Despite being a major destination for medical tourism and the fastest growing economy, India’s progress in healthcare is slower not just by OECD standards but also as per the standards of the developing world. When compared with emerging economies and its neighbours, India faces a bigger disease burden.
Here are some of the facts which highlight the state of health care in India:
1. India has one of the highest disease burdens (20%) in the world.
2. More people die in India of preventable diseases than anywhere.
3. India still accounts for 27% of neonatal deaths, 23% of infant deaths and 23% of TB deaths in the world. Out of the total neonatal deaths, 35% are due to lack of nutrition.
4. Every fifth person in India suffers from a chronic disease and more than 6 out of 10 people die from non-communicable diseases.
5. Cancer cases in India are also likely to rise by 25 per cent by 2020 from 1.4 million to 1.7 million by 2020.
6. Disease burden to cost India $6.2 trillion by 2030.
7. Between 1990 and 2010 premature deaths from cardiovascular diseases increased by 59 per cent to 37 million from 23.2 million.
8. Nearly 40% of the Indian population of all ages has mycobacterium tuberculosis infection; and there are about 85 lakh people with TB at any given time.
9. The US has 2.5 doctors and 11.1 nurses per 1000 population, while India has 0.7 Doctors and 1.1 Nurses per 1000 population.
10. India’s ambitious National Health Policy plans to increase public spending on health from 1.15% to 2.5% by 2025, when only 17.33% of the lower income classes having access to free health care.
It is clear that the government alone won’t be able to address all the health care issues. Although the National Health Policy 2017 has been approved, the target set promises little.

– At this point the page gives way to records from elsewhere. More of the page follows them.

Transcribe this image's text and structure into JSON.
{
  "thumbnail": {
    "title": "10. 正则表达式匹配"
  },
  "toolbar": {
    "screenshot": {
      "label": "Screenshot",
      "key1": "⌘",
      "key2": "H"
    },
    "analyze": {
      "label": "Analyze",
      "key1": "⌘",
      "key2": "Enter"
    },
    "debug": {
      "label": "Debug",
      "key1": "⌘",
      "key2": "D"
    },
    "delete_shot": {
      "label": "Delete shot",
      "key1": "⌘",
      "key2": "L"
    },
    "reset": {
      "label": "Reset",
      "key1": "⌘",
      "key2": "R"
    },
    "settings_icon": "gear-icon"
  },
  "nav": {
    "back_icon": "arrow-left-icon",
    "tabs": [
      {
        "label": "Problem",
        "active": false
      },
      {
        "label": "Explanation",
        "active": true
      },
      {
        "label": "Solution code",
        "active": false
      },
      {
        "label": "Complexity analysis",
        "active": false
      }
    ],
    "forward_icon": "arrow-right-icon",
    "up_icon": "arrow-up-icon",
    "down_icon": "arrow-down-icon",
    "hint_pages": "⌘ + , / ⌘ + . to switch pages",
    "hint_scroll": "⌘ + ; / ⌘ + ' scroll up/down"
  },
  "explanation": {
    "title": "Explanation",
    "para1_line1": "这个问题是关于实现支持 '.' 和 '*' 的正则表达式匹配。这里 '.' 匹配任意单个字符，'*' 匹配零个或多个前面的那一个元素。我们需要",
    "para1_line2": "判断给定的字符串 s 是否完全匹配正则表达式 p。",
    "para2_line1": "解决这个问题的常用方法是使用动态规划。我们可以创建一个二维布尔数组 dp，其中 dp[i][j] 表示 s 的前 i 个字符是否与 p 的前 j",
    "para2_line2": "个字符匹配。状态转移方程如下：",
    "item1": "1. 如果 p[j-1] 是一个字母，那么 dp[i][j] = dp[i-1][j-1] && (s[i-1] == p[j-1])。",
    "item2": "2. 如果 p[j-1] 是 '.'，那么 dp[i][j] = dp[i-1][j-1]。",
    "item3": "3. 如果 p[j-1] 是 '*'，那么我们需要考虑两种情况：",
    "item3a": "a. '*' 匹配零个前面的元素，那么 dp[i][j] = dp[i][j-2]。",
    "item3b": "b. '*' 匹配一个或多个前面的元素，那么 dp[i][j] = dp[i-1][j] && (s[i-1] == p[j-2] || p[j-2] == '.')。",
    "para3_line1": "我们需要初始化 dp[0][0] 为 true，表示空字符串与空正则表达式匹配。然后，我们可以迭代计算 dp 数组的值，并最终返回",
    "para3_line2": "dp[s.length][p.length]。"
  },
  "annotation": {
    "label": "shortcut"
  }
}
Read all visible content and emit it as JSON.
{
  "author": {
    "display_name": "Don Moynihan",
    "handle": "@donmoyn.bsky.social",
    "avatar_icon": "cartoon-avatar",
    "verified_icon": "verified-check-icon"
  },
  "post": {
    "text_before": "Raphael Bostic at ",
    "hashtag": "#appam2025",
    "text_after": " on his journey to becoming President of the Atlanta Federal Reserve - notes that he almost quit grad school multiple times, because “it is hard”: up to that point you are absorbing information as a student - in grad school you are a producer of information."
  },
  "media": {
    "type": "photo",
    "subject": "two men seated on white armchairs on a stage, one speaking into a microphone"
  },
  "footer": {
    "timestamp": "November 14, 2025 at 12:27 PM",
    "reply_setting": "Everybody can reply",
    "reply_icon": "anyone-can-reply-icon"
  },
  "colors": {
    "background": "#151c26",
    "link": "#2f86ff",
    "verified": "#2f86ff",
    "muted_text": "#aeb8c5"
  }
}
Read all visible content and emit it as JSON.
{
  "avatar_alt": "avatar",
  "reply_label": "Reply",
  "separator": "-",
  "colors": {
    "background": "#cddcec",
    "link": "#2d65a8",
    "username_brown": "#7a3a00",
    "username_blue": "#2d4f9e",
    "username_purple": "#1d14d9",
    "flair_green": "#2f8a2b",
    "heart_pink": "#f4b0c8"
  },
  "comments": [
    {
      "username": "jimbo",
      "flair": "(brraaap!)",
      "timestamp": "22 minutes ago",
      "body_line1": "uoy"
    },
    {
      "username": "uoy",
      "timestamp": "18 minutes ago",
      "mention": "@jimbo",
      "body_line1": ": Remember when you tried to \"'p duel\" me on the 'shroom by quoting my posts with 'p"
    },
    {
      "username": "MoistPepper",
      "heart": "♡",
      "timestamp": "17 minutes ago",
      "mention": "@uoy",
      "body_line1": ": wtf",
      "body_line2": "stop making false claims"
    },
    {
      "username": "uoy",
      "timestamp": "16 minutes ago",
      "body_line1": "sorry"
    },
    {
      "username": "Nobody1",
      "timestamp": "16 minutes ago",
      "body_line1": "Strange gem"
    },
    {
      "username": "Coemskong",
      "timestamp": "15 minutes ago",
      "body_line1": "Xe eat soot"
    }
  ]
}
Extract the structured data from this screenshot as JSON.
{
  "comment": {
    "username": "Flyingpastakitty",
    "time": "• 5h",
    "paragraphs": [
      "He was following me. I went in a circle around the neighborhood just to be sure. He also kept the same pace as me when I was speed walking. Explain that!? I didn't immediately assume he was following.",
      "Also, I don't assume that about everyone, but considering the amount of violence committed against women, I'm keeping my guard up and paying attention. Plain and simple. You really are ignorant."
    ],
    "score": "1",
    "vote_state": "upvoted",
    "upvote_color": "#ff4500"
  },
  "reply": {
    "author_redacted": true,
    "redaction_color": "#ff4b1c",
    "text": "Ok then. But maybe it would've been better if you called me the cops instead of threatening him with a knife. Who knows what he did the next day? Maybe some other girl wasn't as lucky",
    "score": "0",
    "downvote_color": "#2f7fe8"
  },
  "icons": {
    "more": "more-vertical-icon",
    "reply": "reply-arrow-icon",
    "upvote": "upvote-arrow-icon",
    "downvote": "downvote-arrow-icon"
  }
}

Corporations should see this gap as an opportunity to partner with the government to play a responsible role in improving the health care system. What we have been witnessing so far is their focus on health camps, building hospitals or donating equipment to hospitals. Most of these activities can only generate short-term impact and the targets are poorly set.
Instead, businesses can train local youths while pharmacists can be trained to prescribe medicines for minor ailments. One example is the Fiinovation and RPG foundation partnership to train youths in ‘patient care’. Similarly, companies could fund medical education to reduce the significant shortage of doctors and nurses. The concept of barefoot doctors in China can be implemented in rural areas. Additionally, CSR funds can also be utilized to provide medical treatment and promote traditional medicines.